That was a brief summary of the 80 comments from foreigners or Egyptians, and here is my comment about it.I can’t put all foreigners in one basket because there are many foreigners I personally know and respect, they consider and behave as if Egypt is their own country. They also respect our culture and they follow our rules. These people took
the risk and brought their money, and sometimes all the money they have, to start businesses and have higher Egyptians to work with them. Others bought properties at a time when all the foreign sales contracts were unsafe and unsecured, those brave people injected money into our economy despite the fact that the previous corrupt regime
took a big proportion of this money for itself.Should we, post revolution, treat them badly in return?
Have we forgotten that those foreigners’ countries are sending us millions of tourists, helping our economy; we have to remember that the European countries are hosting thousands of Egyptians and a lot of them are staying illegally there, especially in Italy?

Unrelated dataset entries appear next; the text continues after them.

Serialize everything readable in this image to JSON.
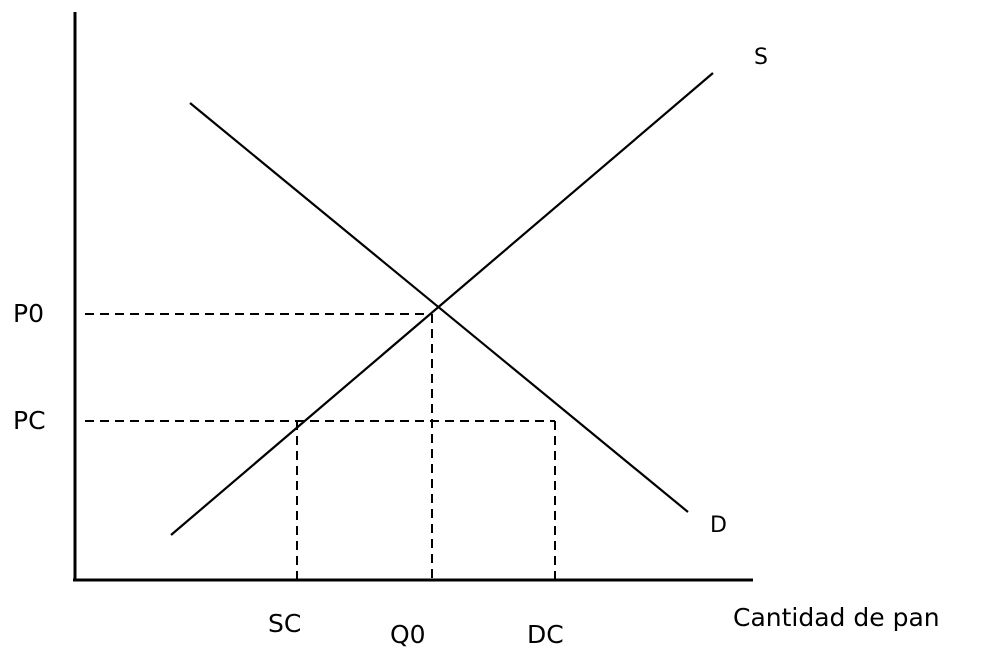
{
  "labels": {
    "supply": "S",
    "demand": "D",
    "p0": "P0",
    "pc": "PC",
    "sc": "SC",
    "q0": "Q0",
    "dc": "DC",
    "x_axis": "Cantidad de pan"
  }
}
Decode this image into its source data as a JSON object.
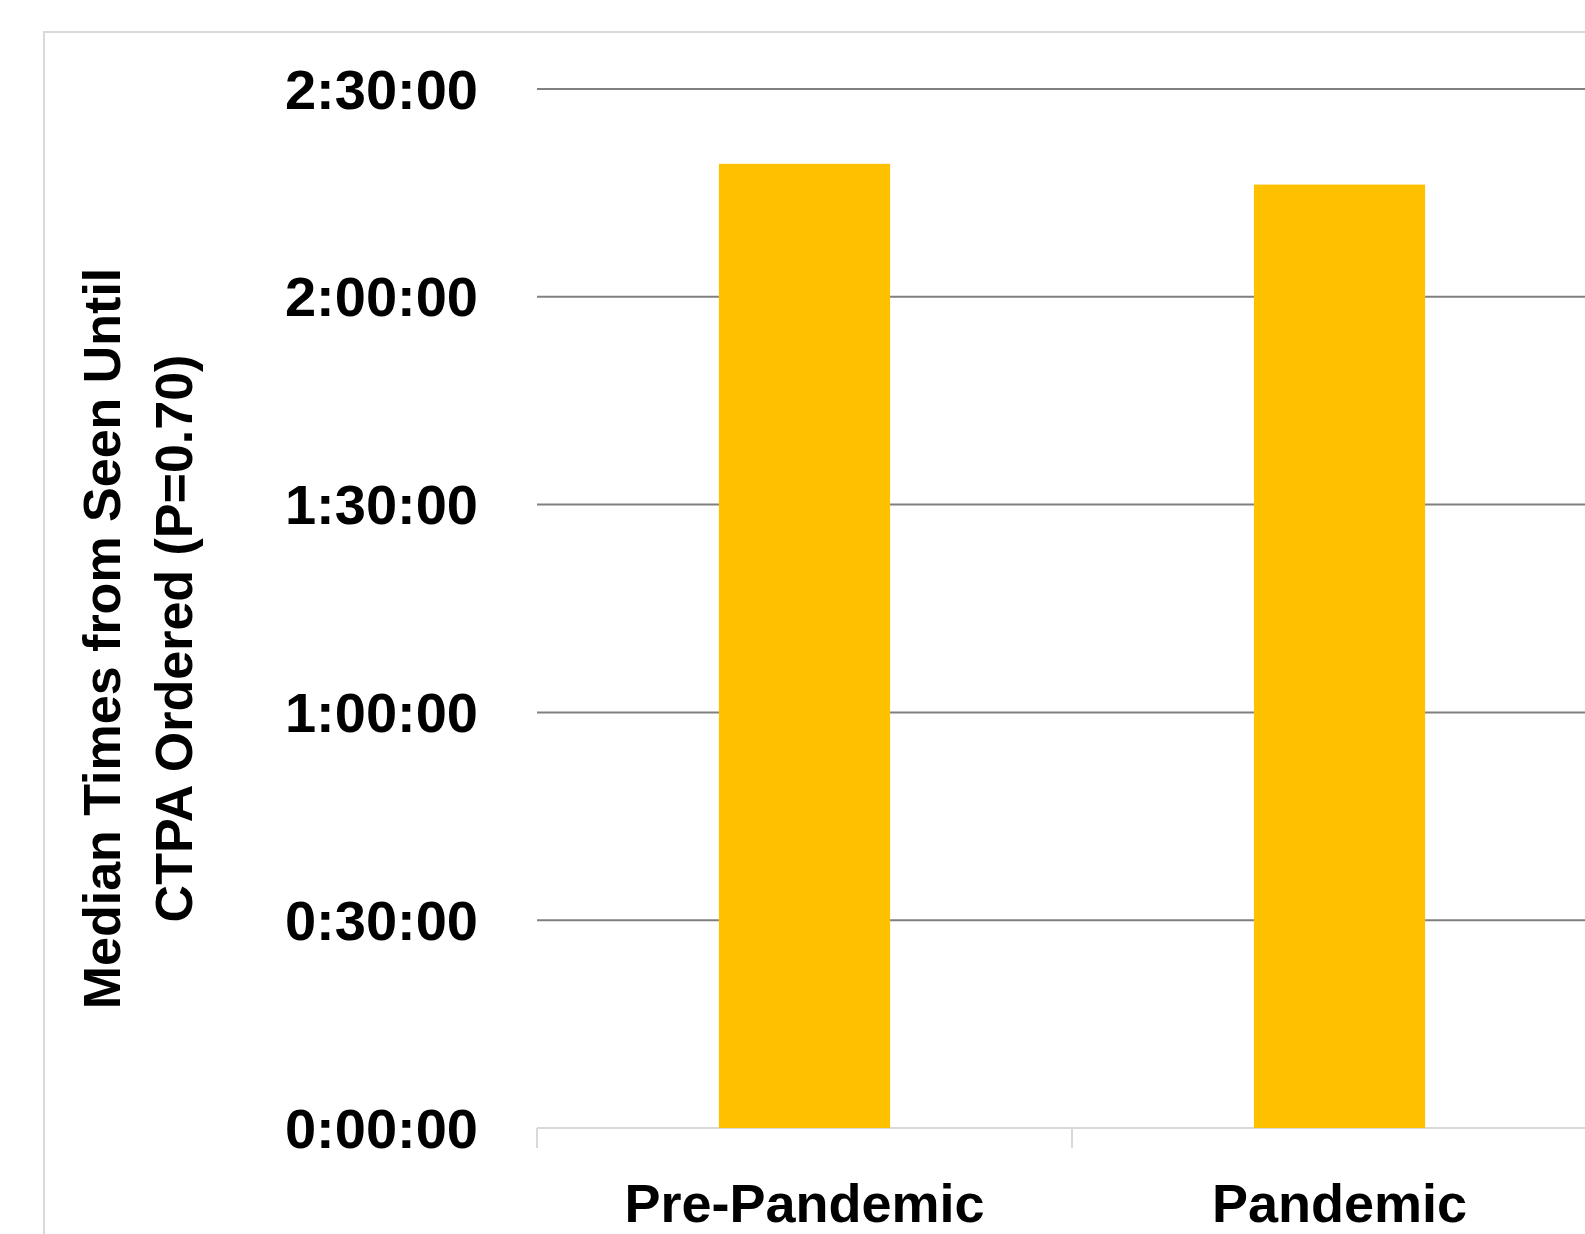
{
  "chart_data": {
    "type": "bar",
    "ylabel": "Median Times from Seen Until\nCTPA Ordered (P=0.70)",
    "categories": [
      "Pre-Pandemic",
      "Pandemic"
    ],
    "values": [
      2.32,
      2.27
    ],
    "color": "#ffc000",
    "ylim": [
      0,
      2.5
    ],
    "yticks": [
      {
        "value": 0,
        "label": "0:00:00"
      },
      {
        "value": 0.5,
        "label": "0:30:00"
      },
      {
        "value": 1,
        "label": "1:00:00"
      },
      {
        "value": 1.5,
        "label": "1:30:00"
      },
      {
        "value": 2,
        "label": "2:00:00"
      },
      {
        "value": 2.5,
        "label": "2:30:00"
      }
    ],
    "grid": "y"
  }
}
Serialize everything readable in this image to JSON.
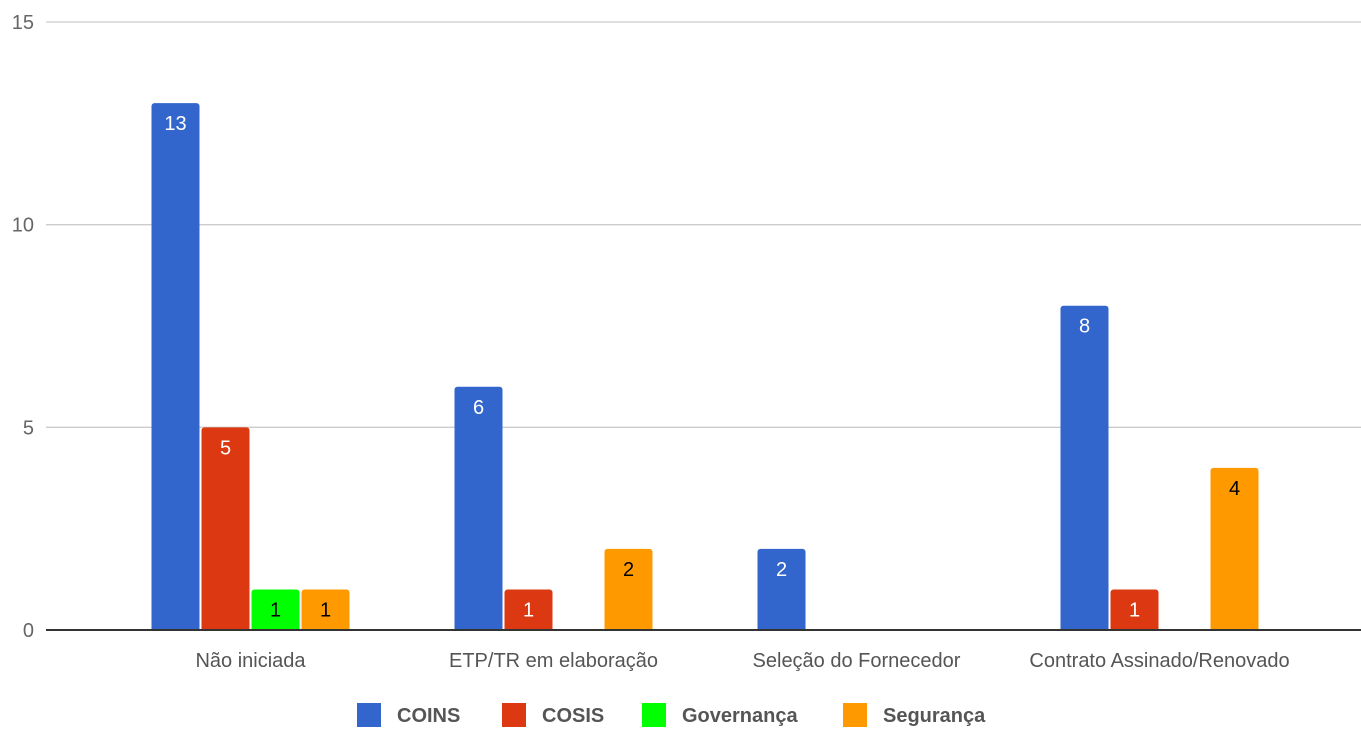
{
  "chart_data": {
    "type": "bar",
    "title": "",
    "xlabel": "",
    "ylabel": "",
    "ylim": [
      0,
      15
    ],
    "yticks": [
      0,
      5,
      10,
      15
    ],
    "grid": true,
    "legend_position": "bottom",
    "categories": [
      "Não iniciada",
      "ETP/TR em elaboração",
      "Seleção do Fornecedor",
      "Contrato Assinado/Renovado"
    ],
    "series": [
      {
        "name": "COINS",
        "color": "#3366cc",
        "label_color": "#ffffff",
        "values": [
          13,
          6,
          2,
          8
        ]
      },
      {
        "name": "COSIS",
        "color": "#dc3912",
        "label_color": "#ffffff",
        "values": [
          5,
          1,
          null,
          1
        ]
      },
      {
        "name": "Governança",
        "color": "#00ff00",
        "label_color": "#000000",
        "values": [
          1,
          null,
          null,
          null
        ]
      },
      {
        "name": "Segurança",
        "color": "#ff9900",
        "label_color": "#000000",
        "values": [
          1,
          2,
          null,
          4
        ]
      }
    ]
  }
}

The most important thing we forgot was that, for example, the diving industry is still dependent on many qualified foreign divers and the minister of Man Power didn’t realize when he gave his statement that we still don’t have enough qualified Egyptian divers to replace the foreigners. Instead of talking loudly about foreigners, we should think about training Egyptian divers and make a plan that, for example, in the next 5 years we start to replace half of the foreign divers then in the the next 5 years we can have enough qualified Egyptian divers. I realize that the unqualified, jobless Egyptian divers are those who are just shouting loudly and not doing anything to enhance their qualifications. I warn that any other dramatic plans in the diving industry will damage the whole industry. I have to mention here the foreign “bad apples.” Sharm el Sheikh is a very fertile ground for fraud, where tourists and investors are paying a lot of money and expect a good service. The main question is, are only Egyptians involved in this fraud? The answer is a surprising, yet resounding, NO… there is also a relatively large number of foreigners who are committing direct and indirect fraud and hassle, they work on the black market and never follow any law or rules, they make money, sometimes a lot, and never pay Tax either in Egypt or their country of origin. Not only that, but I personally know some foreigners living among us in Sharm who talk all the time in a bad and insulting way against Egypt and the Egyptians. They also feed the foreign media with wrong news about Egypt, pretending they are professionals, and of course they are only a bunch of vagabonds who couldn’t find a job, either in their countries or anywhere else, so they think that Sharm is the place they can do whatever they want. I tell them no.. you are mistaken because the community knows all of you and believe me soon we will stop you.


----------